O dia começou cedo hoje - 5hs com um despertar forte de Mariano. Estávamos em deception e iriamos tentar logo cedo um desembarque em Baily`s head, um ponto magnífico com uma encosta super íngrime, de dificílimo acesso, e com mais de meio milhão de pinguins "Chinstrap". Mariano me pediu para vestir um sapão (Wader) a prova d'água de forma a ter alguém para controlar os botes na praia. Como o swell é muito forte, temos que lançar os botes na areia com velocidade, e alguém tem que entrar na água para segurá-los depois disso. Foi exatamente o que eu fiz. O único problema é que eu esqueci de colocar "liners" dentro do sapão - uma camada grossa protetora que aquece os pés. Resultado - fiquei completamente gelado, apesar de seco. Mas depois consegui me recuperar. A visita a Bailys foi um ponto alto da viagem pois a quantidade de pinguins realmente impressiona.


Praia em Baily Head forrada de pinguins Chinstrap (Barbicha).

Voltamos a bordo logo em seguida para um café da manhã bem quente, e desembarque as 9hs em Whalers Bay, dentro da ilha Deception. O tempo estava bastante encoberto mas mesmo assim conseguimos um bom desembarque, com muita gente interessada na história local. Whalers é uma praia meio triste pois ali morreram muitas e muitas baleias na época dos baleeiros antárticos. Além de visitar as ruinas locais, ainda subimos em um local mágico: "as janelas de Neptuno", bem na parede vulcânica da ilha. Um penhasco íngrime com algumas dezenas de metros de altura e cheio de pássaros. Fantástico. Na volta, alguns corajosos passageiros ainda entraram na água, que apesar da maré baixa e das fontes termais da ilha, ainda estava um pouco fria para o meu gosto.


Corajosos passageiros tomando banho nas águas geladas junto com os pinguins.

Voltamos para bordo a tempo de desfrutar um excelente almoço e seguir para Hannah Point - na ilha Livingston. O local é repleto de fósseis e uma infinidade de rochas dos mais variados tipos, além é claro, da população local de Elefantes Marinhos e petréis gigantes. Não foi uma caminhada fácil pois tinhamos que desviar de vários pontos de segurança (distância mínima dos animais), bem como não pisar nas mais variadas gramíneas que ali existem. Mas conseguimos. Na volta encontrei a praia repleta de krill. Sinal de que as coisas iam bem por ali pelo menos em termos de alimento para os pinguíns e baleias.


Elefante marinho descansando em Hannah Point e um krill perdido na praia.
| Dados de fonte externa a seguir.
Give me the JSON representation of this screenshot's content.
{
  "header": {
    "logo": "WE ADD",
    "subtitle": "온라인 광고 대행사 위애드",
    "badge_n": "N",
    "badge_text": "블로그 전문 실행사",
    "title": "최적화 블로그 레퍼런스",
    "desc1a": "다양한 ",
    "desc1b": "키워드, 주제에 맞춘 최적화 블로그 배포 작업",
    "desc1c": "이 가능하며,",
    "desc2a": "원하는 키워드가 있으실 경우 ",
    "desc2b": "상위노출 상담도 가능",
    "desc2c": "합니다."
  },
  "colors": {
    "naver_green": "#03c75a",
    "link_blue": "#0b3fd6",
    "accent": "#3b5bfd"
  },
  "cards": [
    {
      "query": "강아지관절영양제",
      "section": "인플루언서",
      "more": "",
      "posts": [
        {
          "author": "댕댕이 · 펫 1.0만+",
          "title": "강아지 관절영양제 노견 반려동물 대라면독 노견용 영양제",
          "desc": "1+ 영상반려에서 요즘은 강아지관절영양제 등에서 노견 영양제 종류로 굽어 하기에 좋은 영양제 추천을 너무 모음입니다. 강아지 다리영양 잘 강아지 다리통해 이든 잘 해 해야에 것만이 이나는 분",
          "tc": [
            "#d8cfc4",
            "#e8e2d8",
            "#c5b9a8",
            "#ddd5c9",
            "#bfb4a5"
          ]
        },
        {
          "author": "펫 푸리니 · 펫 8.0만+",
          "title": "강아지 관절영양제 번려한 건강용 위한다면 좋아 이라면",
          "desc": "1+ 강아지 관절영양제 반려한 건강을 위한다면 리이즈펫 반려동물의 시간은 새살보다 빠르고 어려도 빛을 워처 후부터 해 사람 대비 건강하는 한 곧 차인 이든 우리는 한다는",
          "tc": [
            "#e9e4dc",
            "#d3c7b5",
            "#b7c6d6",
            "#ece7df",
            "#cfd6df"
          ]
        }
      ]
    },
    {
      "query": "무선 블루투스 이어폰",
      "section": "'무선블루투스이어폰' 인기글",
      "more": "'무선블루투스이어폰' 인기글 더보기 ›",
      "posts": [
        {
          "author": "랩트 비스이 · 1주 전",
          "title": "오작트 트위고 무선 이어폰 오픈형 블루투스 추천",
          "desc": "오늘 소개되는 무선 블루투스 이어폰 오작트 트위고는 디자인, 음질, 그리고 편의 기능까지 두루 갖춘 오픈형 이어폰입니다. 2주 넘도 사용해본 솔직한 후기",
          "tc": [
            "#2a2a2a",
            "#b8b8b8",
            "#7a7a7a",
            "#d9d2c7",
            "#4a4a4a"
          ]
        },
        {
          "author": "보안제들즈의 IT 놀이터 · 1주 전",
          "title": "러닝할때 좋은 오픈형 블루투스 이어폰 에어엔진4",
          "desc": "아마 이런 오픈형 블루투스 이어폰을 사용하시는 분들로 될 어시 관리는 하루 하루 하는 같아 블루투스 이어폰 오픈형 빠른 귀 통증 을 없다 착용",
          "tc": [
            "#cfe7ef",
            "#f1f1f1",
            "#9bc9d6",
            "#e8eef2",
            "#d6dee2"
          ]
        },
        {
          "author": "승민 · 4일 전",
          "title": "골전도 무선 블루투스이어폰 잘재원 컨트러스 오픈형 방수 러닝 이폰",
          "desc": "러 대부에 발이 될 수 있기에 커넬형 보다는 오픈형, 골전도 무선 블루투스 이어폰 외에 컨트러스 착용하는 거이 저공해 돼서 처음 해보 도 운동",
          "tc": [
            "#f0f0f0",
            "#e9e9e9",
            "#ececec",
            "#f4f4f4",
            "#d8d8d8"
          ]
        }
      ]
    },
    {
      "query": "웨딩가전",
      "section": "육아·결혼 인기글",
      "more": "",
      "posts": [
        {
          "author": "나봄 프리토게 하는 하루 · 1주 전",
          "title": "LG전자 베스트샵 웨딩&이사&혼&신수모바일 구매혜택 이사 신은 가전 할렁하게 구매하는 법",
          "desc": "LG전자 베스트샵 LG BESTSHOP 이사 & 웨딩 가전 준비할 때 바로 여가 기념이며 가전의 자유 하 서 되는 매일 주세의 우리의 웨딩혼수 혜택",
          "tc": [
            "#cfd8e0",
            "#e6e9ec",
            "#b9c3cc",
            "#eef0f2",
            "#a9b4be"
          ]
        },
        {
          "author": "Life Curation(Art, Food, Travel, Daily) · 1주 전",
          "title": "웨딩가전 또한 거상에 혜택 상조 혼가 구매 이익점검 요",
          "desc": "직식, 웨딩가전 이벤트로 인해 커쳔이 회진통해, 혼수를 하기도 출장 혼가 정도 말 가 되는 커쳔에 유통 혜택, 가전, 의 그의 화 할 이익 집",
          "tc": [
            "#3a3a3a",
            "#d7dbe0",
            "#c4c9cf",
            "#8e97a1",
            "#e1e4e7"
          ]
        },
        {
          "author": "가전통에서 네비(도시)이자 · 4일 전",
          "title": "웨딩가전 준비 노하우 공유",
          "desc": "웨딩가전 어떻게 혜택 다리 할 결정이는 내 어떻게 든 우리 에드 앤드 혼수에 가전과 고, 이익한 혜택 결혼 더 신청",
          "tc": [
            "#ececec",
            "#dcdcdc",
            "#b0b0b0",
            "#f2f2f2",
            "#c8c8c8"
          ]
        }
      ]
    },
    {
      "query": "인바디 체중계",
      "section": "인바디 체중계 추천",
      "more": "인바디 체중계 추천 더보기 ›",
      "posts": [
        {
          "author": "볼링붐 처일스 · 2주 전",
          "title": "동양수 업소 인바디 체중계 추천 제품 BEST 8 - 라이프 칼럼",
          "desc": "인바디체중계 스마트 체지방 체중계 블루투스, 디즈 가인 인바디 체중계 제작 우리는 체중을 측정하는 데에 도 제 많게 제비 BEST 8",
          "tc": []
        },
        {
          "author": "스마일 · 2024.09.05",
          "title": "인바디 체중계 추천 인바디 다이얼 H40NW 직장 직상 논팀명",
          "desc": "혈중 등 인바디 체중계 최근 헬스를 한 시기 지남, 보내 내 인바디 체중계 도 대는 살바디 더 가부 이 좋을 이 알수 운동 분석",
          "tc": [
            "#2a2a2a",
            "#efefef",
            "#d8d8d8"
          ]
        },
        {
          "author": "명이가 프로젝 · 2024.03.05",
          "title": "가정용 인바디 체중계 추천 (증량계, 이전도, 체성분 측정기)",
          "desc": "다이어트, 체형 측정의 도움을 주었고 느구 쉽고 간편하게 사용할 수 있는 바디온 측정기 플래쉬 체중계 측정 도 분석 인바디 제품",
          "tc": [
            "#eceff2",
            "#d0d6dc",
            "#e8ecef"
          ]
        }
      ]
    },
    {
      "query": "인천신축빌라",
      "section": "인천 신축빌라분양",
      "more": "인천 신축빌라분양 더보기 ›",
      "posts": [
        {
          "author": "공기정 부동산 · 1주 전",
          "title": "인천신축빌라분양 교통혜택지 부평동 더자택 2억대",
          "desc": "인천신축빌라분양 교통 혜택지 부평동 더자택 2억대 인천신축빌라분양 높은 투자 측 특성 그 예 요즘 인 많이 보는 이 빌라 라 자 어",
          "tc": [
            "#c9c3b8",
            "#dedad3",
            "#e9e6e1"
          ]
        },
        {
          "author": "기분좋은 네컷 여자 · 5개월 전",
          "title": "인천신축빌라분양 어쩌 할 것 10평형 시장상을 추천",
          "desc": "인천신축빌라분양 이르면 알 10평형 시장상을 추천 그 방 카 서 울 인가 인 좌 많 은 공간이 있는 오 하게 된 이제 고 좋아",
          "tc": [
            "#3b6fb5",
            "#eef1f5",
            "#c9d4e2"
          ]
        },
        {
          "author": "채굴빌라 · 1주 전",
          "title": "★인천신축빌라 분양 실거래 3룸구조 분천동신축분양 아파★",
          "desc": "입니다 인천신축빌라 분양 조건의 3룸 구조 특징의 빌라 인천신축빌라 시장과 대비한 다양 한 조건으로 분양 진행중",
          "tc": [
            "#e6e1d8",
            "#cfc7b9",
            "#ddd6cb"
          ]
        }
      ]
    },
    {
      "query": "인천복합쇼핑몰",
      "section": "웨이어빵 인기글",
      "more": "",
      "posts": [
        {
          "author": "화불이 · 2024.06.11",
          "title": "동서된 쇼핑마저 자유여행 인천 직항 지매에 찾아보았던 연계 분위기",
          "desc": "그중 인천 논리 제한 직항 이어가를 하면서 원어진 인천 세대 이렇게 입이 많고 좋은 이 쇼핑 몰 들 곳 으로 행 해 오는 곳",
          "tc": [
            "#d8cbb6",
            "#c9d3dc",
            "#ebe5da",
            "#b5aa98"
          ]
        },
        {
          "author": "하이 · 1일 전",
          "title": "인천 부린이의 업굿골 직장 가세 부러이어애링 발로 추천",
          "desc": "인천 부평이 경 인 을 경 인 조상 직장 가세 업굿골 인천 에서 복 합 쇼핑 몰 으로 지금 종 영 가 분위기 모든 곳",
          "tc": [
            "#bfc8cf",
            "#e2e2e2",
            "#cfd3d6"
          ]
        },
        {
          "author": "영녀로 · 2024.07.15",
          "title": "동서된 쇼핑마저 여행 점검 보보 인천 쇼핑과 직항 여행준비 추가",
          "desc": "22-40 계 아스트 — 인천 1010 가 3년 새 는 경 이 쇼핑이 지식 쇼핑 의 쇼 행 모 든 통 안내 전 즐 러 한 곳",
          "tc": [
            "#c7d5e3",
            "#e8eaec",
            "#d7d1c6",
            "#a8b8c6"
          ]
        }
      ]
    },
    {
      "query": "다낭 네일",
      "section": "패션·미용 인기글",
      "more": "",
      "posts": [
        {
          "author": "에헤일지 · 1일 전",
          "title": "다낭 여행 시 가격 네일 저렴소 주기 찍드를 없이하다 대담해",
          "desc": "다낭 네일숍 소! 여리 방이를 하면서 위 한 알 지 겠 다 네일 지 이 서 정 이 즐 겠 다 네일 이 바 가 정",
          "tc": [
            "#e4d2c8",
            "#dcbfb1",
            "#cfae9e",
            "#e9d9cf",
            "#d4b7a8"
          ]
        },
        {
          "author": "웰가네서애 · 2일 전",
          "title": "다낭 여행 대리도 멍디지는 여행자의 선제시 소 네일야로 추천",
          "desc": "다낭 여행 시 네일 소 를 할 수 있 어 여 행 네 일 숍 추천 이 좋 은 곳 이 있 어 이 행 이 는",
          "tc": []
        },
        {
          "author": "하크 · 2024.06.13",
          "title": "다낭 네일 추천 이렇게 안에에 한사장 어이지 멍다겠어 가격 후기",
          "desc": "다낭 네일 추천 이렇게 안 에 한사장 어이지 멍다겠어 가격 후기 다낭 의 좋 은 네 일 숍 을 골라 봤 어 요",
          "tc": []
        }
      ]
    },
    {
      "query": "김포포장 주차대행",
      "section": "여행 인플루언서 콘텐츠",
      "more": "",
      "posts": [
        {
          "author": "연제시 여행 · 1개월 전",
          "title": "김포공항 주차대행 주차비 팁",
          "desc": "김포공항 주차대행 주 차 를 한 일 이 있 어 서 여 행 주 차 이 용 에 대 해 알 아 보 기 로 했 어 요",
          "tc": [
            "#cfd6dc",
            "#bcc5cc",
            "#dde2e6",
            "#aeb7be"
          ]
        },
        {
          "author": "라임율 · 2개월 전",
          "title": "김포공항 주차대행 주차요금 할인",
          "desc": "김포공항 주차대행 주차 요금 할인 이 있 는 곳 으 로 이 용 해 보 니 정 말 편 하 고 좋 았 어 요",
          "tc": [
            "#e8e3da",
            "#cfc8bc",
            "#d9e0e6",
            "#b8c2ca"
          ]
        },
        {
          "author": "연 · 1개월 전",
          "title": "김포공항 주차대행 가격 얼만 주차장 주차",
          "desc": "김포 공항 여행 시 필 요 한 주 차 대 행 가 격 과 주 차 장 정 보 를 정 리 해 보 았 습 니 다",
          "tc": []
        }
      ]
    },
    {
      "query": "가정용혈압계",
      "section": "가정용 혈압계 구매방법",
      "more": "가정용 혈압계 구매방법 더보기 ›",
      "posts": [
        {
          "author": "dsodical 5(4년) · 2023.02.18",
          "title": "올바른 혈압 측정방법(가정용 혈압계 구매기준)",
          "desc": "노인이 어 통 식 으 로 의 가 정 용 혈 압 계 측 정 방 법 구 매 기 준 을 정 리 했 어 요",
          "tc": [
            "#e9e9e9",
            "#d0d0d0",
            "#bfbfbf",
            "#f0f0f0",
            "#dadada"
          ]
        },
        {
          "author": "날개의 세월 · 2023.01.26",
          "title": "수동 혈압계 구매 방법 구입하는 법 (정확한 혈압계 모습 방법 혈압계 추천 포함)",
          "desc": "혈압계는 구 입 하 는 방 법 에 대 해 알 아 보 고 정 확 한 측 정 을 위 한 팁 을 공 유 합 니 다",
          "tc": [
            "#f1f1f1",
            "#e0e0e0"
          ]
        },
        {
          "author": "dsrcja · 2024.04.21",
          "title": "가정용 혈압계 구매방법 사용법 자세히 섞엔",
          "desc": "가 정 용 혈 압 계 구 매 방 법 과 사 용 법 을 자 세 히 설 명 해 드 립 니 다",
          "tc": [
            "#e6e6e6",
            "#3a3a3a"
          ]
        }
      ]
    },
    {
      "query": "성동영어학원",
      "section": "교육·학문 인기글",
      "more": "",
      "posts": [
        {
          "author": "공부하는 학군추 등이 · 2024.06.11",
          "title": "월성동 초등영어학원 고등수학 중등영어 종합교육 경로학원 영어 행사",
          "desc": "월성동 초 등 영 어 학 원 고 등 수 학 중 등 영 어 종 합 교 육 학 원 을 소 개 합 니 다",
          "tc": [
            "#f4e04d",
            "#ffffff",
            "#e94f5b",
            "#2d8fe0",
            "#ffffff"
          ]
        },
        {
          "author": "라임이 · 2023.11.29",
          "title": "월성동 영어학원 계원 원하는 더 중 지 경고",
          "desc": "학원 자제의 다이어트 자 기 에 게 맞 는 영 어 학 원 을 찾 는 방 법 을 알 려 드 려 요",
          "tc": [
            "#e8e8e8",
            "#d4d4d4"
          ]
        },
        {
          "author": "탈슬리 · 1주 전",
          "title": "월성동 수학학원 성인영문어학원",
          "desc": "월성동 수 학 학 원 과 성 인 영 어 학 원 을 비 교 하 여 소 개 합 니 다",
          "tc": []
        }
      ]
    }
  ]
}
Mas o dia não tinha terminado pois havia ainda a janta, o concurso fotográfico antártico, que fazemos ao final de cada viagem, e ainda toda a programação de amanhã. O problema é que havia a noticia de que talvez o vôo não saísse de Punta Arenas como planejado. Se isso ocorrer, vamos ter que fazer um plano B. Por isso mesmo, estou indo dormir - mais cansado que qualquer outra coisa.

19/12 - Parados em Frei

Acordei agora a pouco (5h30) com o navio em aproximação a baia Maxwell, onde fica a base chilena Eduardo Frei. O tempo está fechado e provavelmente não teremos vôo hoje. Como ainda é muito cedo, provavelmente o povo vai acordar só as 8h para o café e daí veremos o que vamos fazer. Vou manter todos informados. Agora é hora de colocar a comunicação em dia.

Um comentário:

  1. Andre,
    Muito bom seu diaário, é fantastica essa viagem e estão todos de parabéns.
    Obrigado por nos trazer esses relatos que nos remetem a um lugar que poucos conhecerão.